Nearly all of Dvorak and Ravel have the same effect. Not to forget Bill Evans' combined improvisation on My Favorite Things transitioned to Baubles, Bangles, and Beads, or nearly anyone doing The Well-Tempered Clavichord. These are enough of the musical peak experiences to illustrate the point that they produce a landscape of soaring, transcendental happiness of an intensity that surprises me.
Books were next. Of course the Twain did meet. Huck Finn, Life on the Mississippi, Roughing It, The Innocents Abroad, which you sought to find in other writers to the point of causing you despair that there weren't any. Of course there were, but the search for them became a long, harrowing venture into despair, with only occasional moments of reward. Then you met Rachel, who would become your mentor, and she more or less clarified things for you, not only with much of her own material but with the most frightening prognosis of all, which was that if you truly want to be made happy by something you have read, you have to be the one to have written it. There are a few things of yours you can look at that still produce such a result, but the bar seems set tremendously high and as a consequence you have taken diversions from your quest in hopes of discovering the things you need to get embedded in your writing. Did becoming an editor help? Did becoming a teacher help? Does having reviewed over 500 books add anything to the calculus?
The last book that did it for you was Louise Erdrich's The Plague of Doves. Before that, it was Richard Powers' The Echo Maker, and to a lesser extent his The Gold Bug Variations.
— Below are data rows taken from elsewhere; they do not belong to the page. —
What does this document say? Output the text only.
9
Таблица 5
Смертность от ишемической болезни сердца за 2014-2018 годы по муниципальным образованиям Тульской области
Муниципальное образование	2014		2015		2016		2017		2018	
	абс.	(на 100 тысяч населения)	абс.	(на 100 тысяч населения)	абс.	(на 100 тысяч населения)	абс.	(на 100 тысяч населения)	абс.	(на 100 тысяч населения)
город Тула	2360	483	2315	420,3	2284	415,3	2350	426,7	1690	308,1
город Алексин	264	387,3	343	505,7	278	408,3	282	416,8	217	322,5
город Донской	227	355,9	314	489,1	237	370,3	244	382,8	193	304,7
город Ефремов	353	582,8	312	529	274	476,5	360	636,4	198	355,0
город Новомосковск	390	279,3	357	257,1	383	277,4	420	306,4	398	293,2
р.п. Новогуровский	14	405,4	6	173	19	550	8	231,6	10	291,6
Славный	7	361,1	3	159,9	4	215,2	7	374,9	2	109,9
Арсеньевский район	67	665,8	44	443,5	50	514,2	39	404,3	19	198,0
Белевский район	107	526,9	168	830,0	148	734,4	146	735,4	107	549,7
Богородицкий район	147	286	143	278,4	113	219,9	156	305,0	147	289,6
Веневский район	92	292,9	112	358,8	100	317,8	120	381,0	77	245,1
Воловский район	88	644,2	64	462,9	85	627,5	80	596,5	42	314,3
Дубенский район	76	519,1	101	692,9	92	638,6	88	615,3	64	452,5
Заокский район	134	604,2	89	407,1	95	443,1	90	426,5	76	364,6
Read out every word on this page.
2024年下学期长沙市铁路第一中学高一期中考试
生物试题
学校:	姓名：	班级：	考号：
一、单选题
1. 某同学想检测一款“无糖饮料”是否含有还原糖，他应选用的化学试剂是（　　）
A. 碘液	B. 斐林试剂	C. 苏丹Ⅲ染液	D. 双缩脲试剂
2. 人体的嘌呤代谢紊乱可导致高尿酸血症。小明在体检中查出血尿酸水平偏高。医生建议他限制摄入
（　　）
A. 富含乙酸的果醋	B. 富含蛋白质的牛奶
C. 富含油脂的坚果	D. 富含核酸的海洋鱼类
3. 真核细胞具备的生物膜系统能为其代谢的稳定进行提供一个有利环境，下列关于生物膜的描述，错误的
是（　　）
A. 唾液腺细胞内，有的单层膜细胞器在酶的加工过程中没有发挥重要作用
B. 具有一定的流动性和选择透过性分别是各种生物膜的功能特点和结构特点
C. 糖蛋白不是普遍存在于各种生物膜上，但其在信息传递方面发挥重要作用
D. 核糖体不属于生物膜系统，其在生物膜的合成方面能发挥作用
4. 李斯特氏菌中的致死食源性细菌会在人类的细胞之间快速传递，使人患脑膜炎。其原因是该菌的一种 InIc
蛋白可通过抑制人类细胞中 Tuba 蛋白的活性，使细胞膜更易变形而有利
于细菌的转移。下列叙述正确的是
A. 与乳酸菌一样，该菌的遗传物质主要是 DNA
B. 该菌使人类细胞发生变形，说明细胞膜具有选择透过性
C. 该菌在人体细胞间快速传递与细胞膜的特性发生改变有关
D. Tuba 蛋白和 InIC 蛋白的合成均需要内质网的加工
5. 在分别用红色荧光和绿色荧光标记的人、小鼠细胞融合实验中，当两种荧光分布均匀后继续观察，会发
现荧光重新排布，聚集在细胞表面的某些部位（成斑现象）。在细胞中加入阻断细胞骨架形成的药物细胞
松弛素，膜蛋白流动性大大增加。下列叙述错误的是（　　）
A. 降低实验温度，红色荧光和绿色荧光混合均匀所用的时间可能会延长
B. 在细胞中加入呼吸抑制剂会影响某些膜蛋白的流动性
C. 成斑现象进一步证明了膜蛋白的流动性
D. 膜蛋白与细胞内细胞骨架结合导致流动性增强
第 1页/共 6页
Before and during, it was nearly everything of Jim Harrison, and Annie Proulx's The Shipping News.
Try writing books and stories that lift you as these books do, and remember crusty, bombastic Beethoven, working on even into his deafness, trying to get something he admired as much as Mozart's String Quartet in A Major.
Try setting all that aside and stepping off the cliff that is the cliff of going to a day's work. Go ahead.